Would a lower mortgage payment make a difference in your lifestyle or family budget? If you could use a lower mortgage payment each month, these tips might help save a little on your budget.
Three Lower Mortgage Payment Options
The place where there may be room for improvement is refinancing your loan. The longer the time since taking out the loan you wish to replace, the more you may be able to save by refinancing.
Leverage Your Equity
You might get lower mortgage payments by taking out a new conventional mortgage. This option requires that you find a lower rate than the original loan or smaller amount due to your previous payments of principal that now have increased your equity.
Alternatively, you might be able to save on the mortgage insurance.

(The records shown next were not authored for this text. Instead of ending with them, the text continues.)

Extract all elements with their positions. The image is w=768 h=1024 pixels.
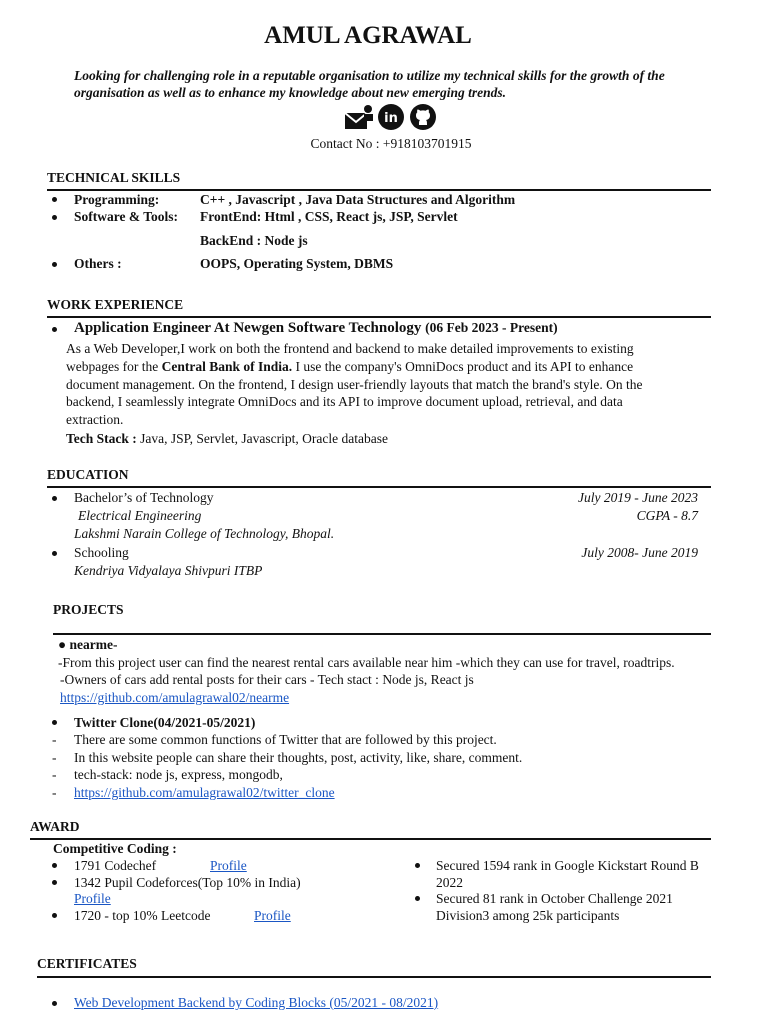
projects-heading: PROJECTS [53, 602, 124, 617]
tech-stack-label: Tech Stack : [66, 431, 141, 446]
certificate-link[interactable]: Web Development Backend by Coding Blocks (05/2021 - 08/2021) [74, 995, 439, 1010]
programming-value: C++ , Javascript , Java Data Structures and Algorithm [200, 192, 516, 207]
objective-line-1: Looking for challenging role in a reputable organisation to utilize my technical skills for the growth of the [74, 68, 665, 83]
degree: Bachelor’s of Technology [74, 490, 214, 505]
tech-stack [66, 431, 388, 447]
codeforces-profile-link[interactable]: Profile [74, 891, 111, 906]
project-1-desc-1: -From this project user can find the nearest rental cars available near him -which they can use for travel, roadtrips. [58, 655, 675, 670]
bullet [415, 896, 420, 901]
linkedin-icon[interactable] [378, 104, 404, 130]
award-divider [30, 838, 711, 840]
job-title-text: Application Engineer At Newgen Software Technology [74, 320, 422, 336]
project-1-title: ● nearme- [58, 637, 118, 652]
award-leetcode: 1720 - top 10% Leetcode [74, 908, 211, 923]
employer-client: Central Bank of India. [161, 359, 293, 374]
education-divider [47, 486, 711, 488]
dash: - [52, 767, 57, 782]
bullet [415, 863, 420, 868]
project-2-title: Twitter Clone(04/2021-05/2021) [74, 715, 256, 730]
bullet [52, 197, 57, 202]
work-desc-5: extraction. [66, 412, 124, 427]
project-1-desc-2: -Owners of cars add rental posts for their cars - Tech stact : Node js, React js [60, 672, 474, 687]
tech-stack-value: Java, JSP, Servlet, Javascript, Oracle database [140, 431, 388, 446]
github-icon[interactable] [410, 104, 436, 130]
education-heading: EDUCATION [47, 467, 129, 482]
award-codeforces: 1342 Pupil Codeforces(Top 10% in India) [74, 875, 301, 890]
codechef-rank-line-1: Secured 81 rank in October Challenge 2021 [436, 891, 673, 906]
others-label: Others : [74, 256, 122, 271]
programming-label: Programming: [74, 192, 160, 207]
bullet [52, 551, 57, 556]
project-2-desc-2: In this website people can share their thoughts, post, activity, like, share, comment. [74, 750, 523, 765]
project-2-desc-3: tech-stack: node js, express, mongodb, [74, 767, 283, 782]
svg-text:in: in [384, 111, 398, 126]
codechef-rank-line-2: Division3 among 25k participants [436, 908, 620, 923]
bullet [52, 863, 57, 868]
kickstart-rank-line-1: Secured 1594 rank in Google Kickstart Round B [436, 858, 699, 873]
college: Lakshmi Narain College of Technology, Bhopal. [74, 526, 335, 541]
work-heading: WORK EXPERIENCE [47, 297, 184, 312]
tools-backend: BackEnd : Node js [200, 233, 308, 248]
bullet [52, 262, 57, 267]
work-desc-4: backend, I seamlessly integrate OmniDocs and its API to improve document upload, retrieval, and data [66, 394, 623, 409]
job-title [74, 320, 558, 337]
work-divider [47, 316, 711, 318]
bullet [52, 496, 57, 501]
email-icon[interactable] [344, 104, 370, 130]
bullet [52, 880, 57, 885]
certificates-heading: CERTIFICATES [37, 956, 137, 971]
branch: Electrical Engineering [78, 508, 202, 523]
bullet [52, 327, 57, 332]
bullet [52, 720, 57, 725]
award-codechef: 1791 Codechef [74, 858, 157, 873]
kickstart-rank-line-2: 2022 [436, 875, 463, 890]
project-2-desc-1: There are some common functions of Twitter that are followed by this project. [74, 732, 497, 747]
skills-divider [47, 189, 711, 191]
project-1-link[interactable]: https://github.com/amulagrawal02/nearme [60, 690, 290, 705]
others-value: OOPS, Operating System, DBMS [200, 256, 394, 271]
codechef-profile-link[interactable]: Profile [210, 858, 247, 873]
dash: - [52, 750, 57, 765]
job-dates: (06 Feb 2023 - Present) [425, 320, 558, 335]
work-desc-1: As a Web Developer,I work on both the frontend and backend to make detailed improvements to existing [66, 341, 634, 356]
degree-dates: July 2019 - June 2023 [578, 490, 698, 505]
candidate-name: AMUL AGRAWAL [264, 22, 472, 49]
bullet [52, 1001, 57, 1006]
project-2-link[interactable]: https://github.com/amulagrawal02/twitter_clone [74, 785, 335, 800]
tools-frontend: FrontEnd: Html , CSS, React js, JSP, Servlet [200, 209, 458, 224]
work-desc-2 [66, 359, 633, 375]
tools-label: Software & Tools: [74, 209, 179, 224]
bullet [52, 913, 57, 918]
skills-heading: TECHNICAL SKILLS [47, 170, 181, 185]
projects-divider [53, 633, 711, 635]
award-heading: AWARD [30, 819, 80, 834]
contact-number: Contact No : +918103701915 [310, 136, 472, 151]
objective-line-2: organisation as well as to enhance my knowledge about new emerging trends. [74, 85, 507, 100]
cgpa: CGPA - 8.7 [636, 508, 698, 523]
schooling: Schooling [74, 545, 129, 560]
dash: - [52, 732, 57, 747]
award-subheading: Competitive Coding : [53, 841, 177, 856]
school-name: Kendriya Vidyalaya Shivpuri ITBP [74, 563, 263, 578]
certificates-divider [37, 976, 711, 978]
school-dates: July 2008- June 2019 [581, 545, 698, 560]
work-desc-3: document management. On the frontend, I design user-friendly layouts that match the brand's style. On the [66, 377, 643, 392]
work-desc-2c: I use the company's OmniDocs product and its API to enhance [292, 359, 634, 374]
dash: - [52, 785, 57, 800]
work-desc-2a: webpages for the [66, 359, 162, 374]
bullet [52, 215, 57, 220]
leetcode-profile-link[interactable]: Profile [254, 908, 291, 923]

If your equity has increased, either by repayments, rising home values or both, you can apply to end your policy, stopping the payments. If you can refinance with equity for a combined smaller payment and without premiums, you will double the savings.
Interest Only
Loans for real estate usually combine repayments of principal and interest on the outstanding balance. Refinancing with a loan that only pays interest every month is a short-term solution at best.
A few lenders may offer an extended period of interest only payments. The down-side is either a future balloon payment or payments of interest and principal.
Adjustable Rate Mortgages
Another option for lowering monthly payments is an adjustable rate mortgage. The initial fixed period may be as much as five years followed by yearly changes, relative to some index. If interest rates stay low, you pay a lower mortgage payment every month.

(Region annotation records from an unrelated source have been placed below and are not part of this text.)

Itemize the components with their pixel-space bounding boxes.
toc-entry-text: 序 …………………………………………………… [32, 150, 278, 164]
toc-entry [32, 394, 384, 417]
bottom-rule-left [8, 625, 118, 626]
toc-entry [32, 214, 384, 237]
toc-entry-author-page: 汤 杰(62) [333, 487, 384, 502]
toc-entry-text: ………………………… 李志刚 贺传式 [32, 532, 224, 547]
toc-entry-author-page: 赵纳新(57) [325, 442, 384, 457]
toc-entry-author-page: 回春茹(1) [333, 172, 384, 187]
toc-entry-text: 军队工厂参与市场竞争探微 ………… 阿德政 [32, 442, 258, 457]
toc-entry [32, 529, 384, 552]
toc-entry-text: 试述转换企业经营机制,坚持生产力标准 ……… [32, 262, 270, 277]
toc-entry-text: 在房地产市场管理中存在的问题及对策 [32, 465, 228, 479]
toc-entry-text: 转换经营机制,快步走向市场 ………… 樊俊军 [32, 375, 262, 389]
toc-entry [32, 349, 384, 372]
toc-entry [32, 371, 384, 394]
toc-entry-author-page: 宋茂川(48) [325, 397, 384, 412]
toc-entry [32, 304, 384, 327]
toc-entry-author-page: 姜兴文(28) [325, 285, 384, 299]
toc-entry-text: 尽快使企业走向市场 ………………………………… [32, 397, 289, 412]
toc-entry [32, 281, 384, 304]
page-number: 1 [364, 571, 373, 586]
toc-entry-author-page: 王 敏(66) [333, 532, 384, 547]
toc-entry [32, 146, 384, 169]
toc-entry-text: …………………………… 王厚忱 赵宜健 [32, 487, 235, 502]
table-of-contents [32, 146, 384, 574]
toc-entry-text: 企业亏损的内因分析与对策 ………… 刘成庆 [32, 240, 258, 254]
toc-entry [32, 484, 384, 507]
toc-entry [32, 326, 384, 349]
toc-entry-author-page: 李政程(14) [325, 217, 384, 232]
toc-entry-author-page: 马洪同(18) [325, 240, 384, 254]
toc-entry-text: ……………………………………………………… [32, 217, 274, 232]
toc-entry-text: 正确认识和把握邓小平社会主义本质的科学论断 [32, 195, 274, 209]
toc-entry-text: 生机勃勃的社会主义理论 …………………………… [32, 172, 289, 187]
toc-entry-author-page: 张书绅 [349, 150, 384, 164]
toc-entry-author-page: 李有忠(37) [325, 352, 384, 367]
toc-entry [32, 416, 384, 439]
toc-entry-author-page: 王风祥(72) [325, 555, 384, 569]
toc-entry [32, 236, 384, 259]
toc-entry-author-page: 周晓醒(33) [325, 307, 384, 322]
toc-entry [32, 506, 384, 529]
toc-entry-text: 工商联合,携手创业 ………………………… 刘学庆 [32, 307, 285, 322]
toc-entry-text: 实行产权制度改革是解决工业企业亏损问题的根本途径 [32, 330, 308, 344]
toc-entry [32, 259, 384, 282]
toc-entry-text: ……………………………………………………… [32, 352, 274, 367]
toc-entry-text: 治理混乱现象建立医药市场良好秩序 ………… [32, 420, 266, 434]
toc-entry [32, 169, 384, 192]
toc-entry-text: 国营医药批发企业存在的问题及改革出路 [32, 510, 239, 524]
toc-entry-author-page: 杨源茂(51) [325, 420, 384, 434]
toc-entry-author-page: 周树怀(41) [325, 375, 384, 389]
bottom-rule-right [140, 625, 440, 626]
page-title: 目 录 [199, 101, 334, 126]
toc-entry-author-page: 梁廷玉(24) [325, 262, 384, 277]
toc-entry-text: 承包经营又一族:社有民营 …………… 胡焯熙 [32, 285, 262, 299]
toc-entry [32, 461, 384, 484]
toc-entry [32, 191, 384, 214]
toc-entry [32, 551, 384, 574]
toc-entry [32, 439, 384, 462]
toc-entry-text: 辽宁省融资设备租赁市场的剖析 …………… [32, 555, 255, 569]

Alternate Option: Pay More Now, Pay Less in Interest
Another approach is to pay less interest over the long run. If you have increased your equity and your payments are already low, perhaps you can refinance for a shorter term. So, if you make larger payments over fifteen years instead of thirty, you may get a lower interest rate. The payment will be higher, but you will pay much less over the lifetime of the new loan.
A Final Consideration When Seeking Lower Mortgage Payments
One consideration when you are refinancing a home loan the the reasons mentioned above is that you will have new closing costs associated with the new loan. You want to be sure that the ends justifies the means in terms of costs for a new loan to meet your goals of lowering your monthly payments or lowering your overall interest paid.